Today I finally resolved to study more for my upcoming GMAT. I was about to get underway, only looking for a notepad, when the whole family spontaneously organized into a mighty Trundle. Owen must have been pleased out of his mind. I declined. I would have gladly gone if I had already been planning to trundle on Saturday, but instead I had been planning to take a four-hour practice test starting at 8 a.m. in the morning. It was far past eight o’clock and nothing resembling studying had occurred, but it was truly in the offing; to back at such a crucial juncture would be utter defeat.

In the end I still gave in to pathetic compromise and took a short quiz instead of a full practice test. It was not a total capitulation because the quiz still exposed some egregious lapses in my ability to think like a test-maker, but the affair concluded quickly and left me in an empty house on a Saturday with a suggestion of sunlight flashing through the windows.

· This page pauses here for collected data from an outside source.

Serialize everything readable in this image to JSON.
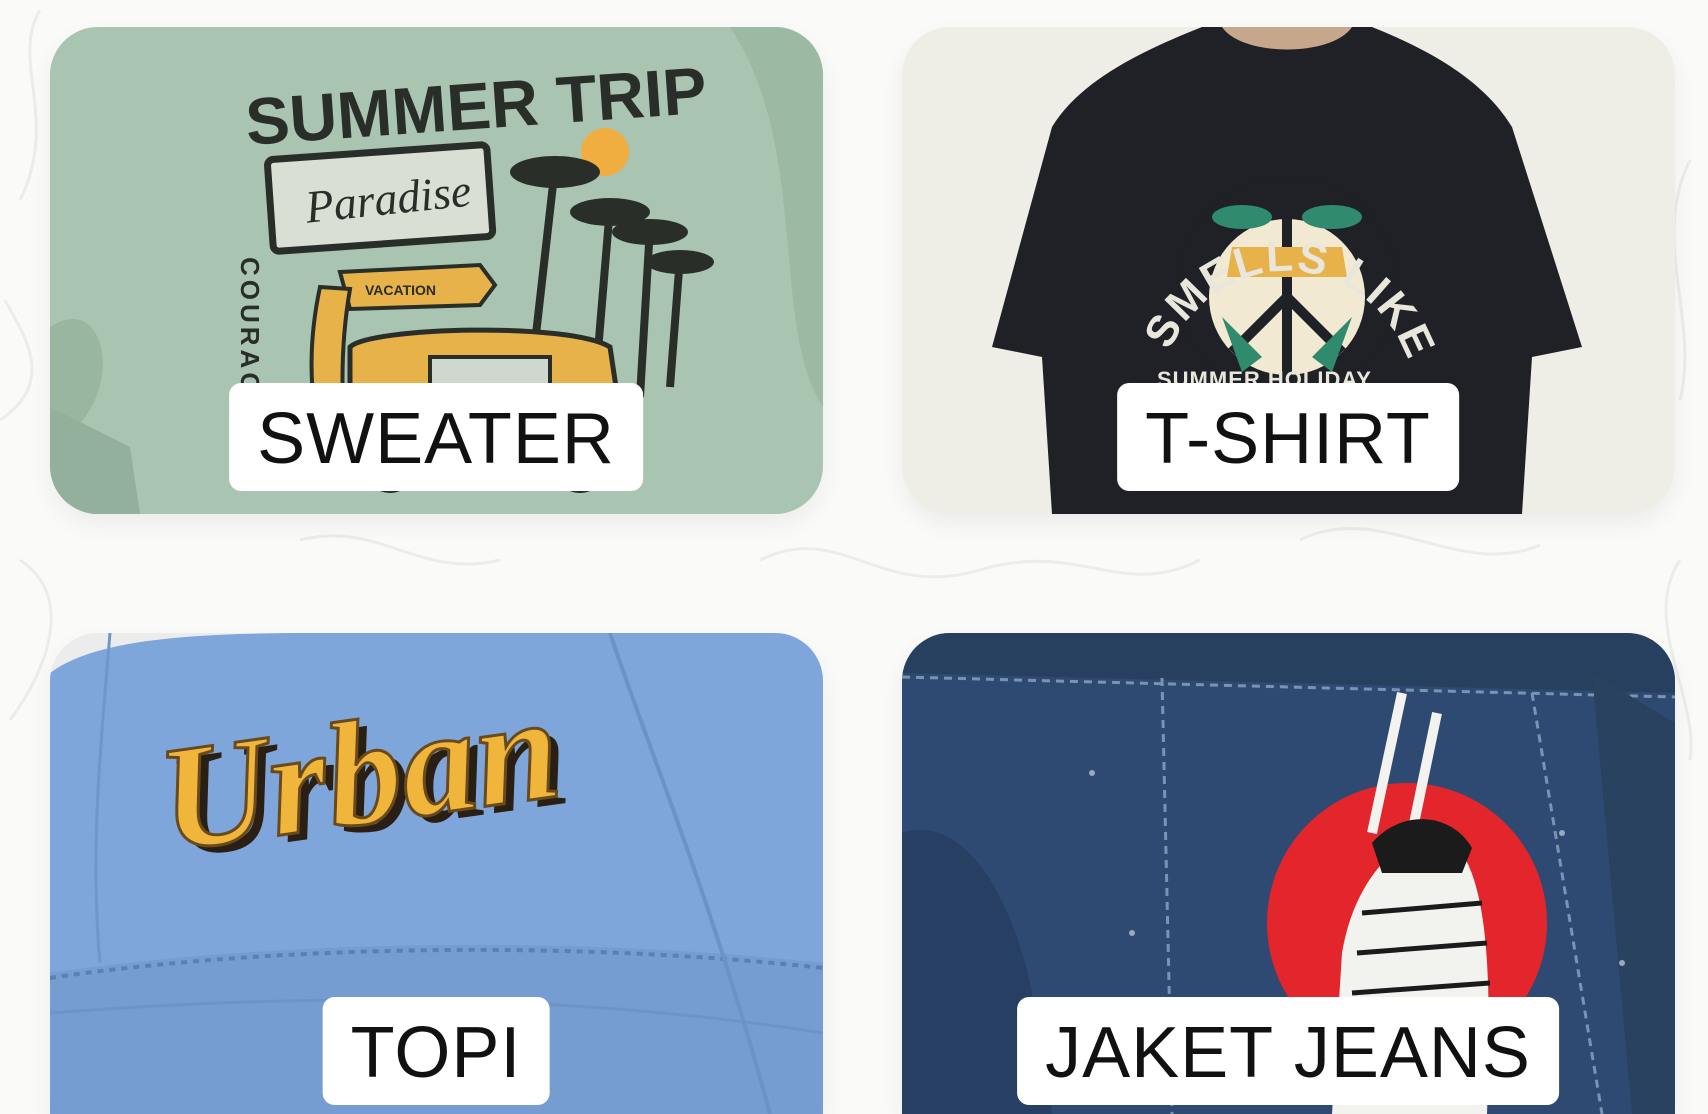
{
  "categories": [
    {
      "label": "SWEATER",
      "color": "#a8c3ae"
    },
    {
      "label": "T-SHIRT",
      "color": "#1d1f24"
    },
    {
      "label": "TOPI",
      "color": "#7fa7d9"
    },
    {
      "label": "JAKET JEANS",
      "color": "#2d4a72"
    }
  ],
  "artwork": {
    "sweater": {
      "headline": "SUMMER TRIP",
      "sign": "Paradise",
      "arrow": "VACATION",
      "side": "COURAGE"
    },
    "tshirt": {
      "arc": "SMELLS LIKE SUMMER",
      "bottom": "SUMMER HOLIDAY"
    },
    "topi": {
      "logo": "Urban"
    }
  }
}
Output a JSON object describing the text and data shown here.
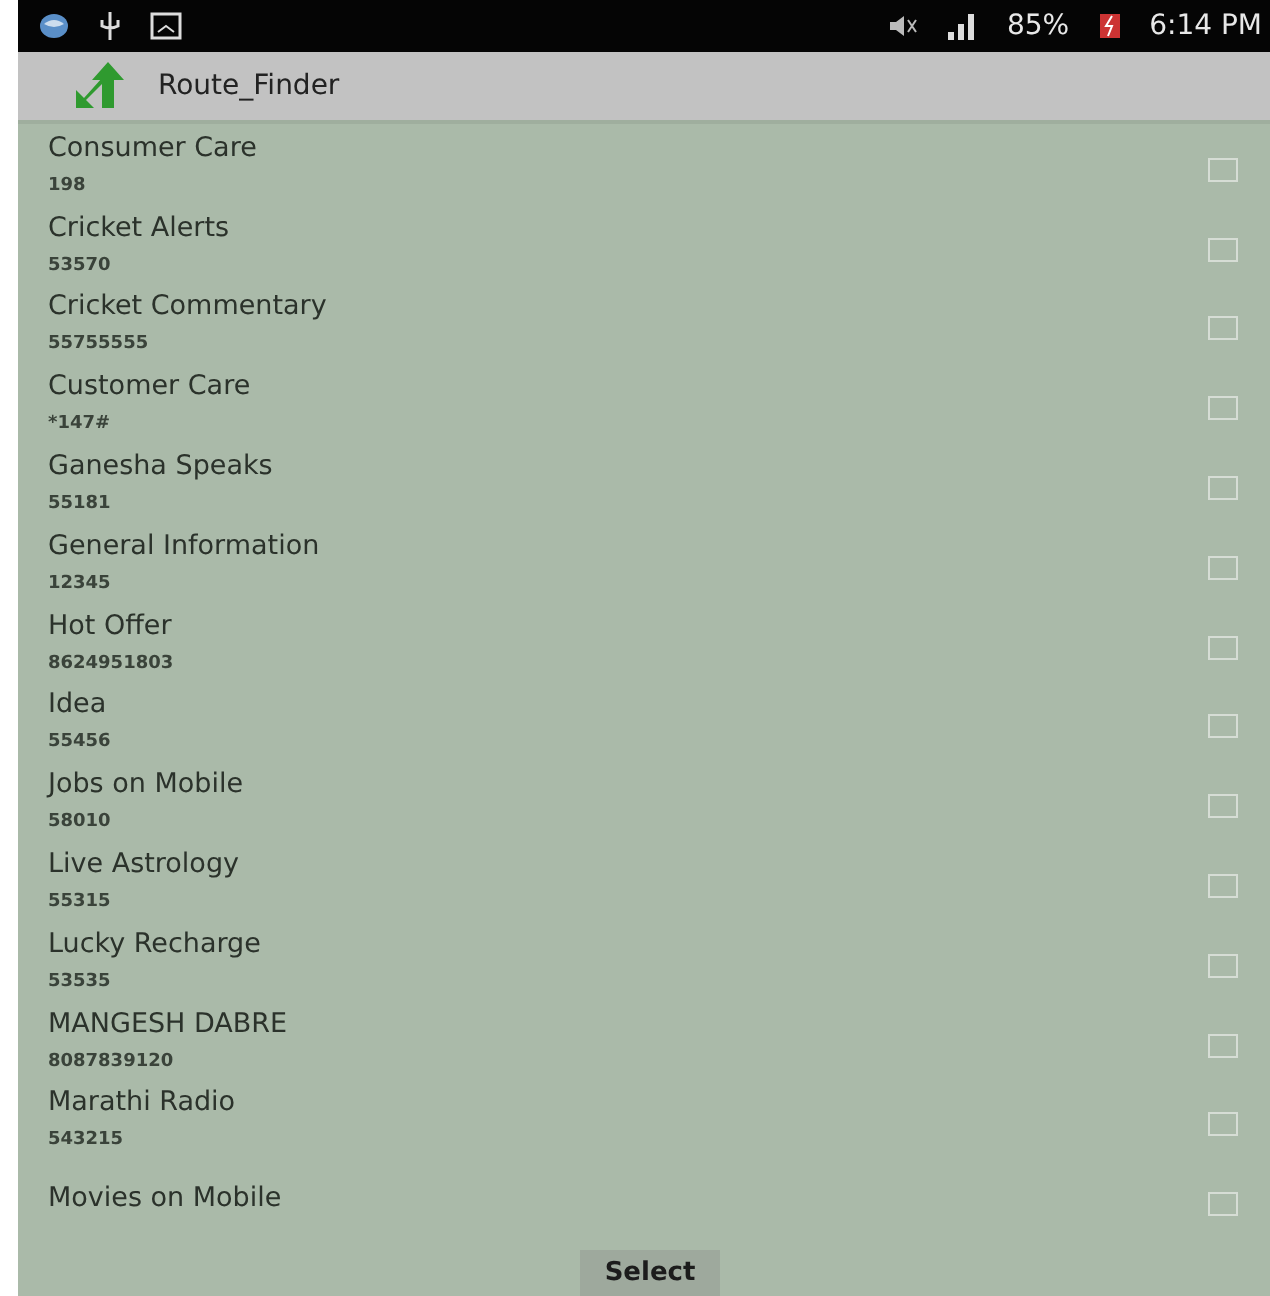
{
  "status_bar": {
    "battery": "85%",
    "time": "6:14 PM"
  },
  "app_bar": {
    "title": "Route_Finder"
  },
  "contacts": [
    {
      "name": "Consumer Care",
      "number": "198",
      "checked": false
    },
    {
      "name": "Cricket Alerts",
      "number": "53570",
      "checked": false
    },
    {
      "name": "Cricket Commentary",
      "number": "55755555",
      "checked": false
    },
    {
      "name": "Customer Care",
      "number": "*147#",
      "checked": false
    },
    {
      "name": "Ganesha Speaks",
      "number": "55181",
      "checked": false
    },
    {
      "name": "General Information",
      "number": "12345",
      "checked": false
    },
    {
      "name": "Hot Offer",
      "number": "8624951803",
      "checked": false
    },
    {
      "name": "Idea",
      "number": "55456",
      "checked": false
    },
    {
      "name": "Jobs on Mobile",
      "number": "58010",
      "checked": false
    },
    {
      "name": "Live Astrology",
      "number": "55315",
      "checked": false
    },
    {
      "name": "Lucky Recharge",
      "number": "53535",
      "checked": false
    },
    {
      "name": "MANGESH DABRE",
      "number": "8087839120",
      "checked": false
    },
    {
      "name": "Marathi Radio",
      "number": "543215",
      "checked": false
    },
    {
      "name": "Movies on Mobile",
      "checked": false
    }
  ],
  "select_button": "Select"
}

I left for the woods. It is an unhappy bit of woods we live in now, pimpled with rocks and snarled with ill-tempered wild rose, and running with soupy muddy rivulets that haven’t washed themselves out a proper crick bed. The soil gives no purchase for the trees, so many lie in defeat amidst dense clusters of unruly brush. This failed attempt at a forest betrays a failed attempt at pastureland beneath it, in rubbled stone walls and paths transgressed by modern boundaries.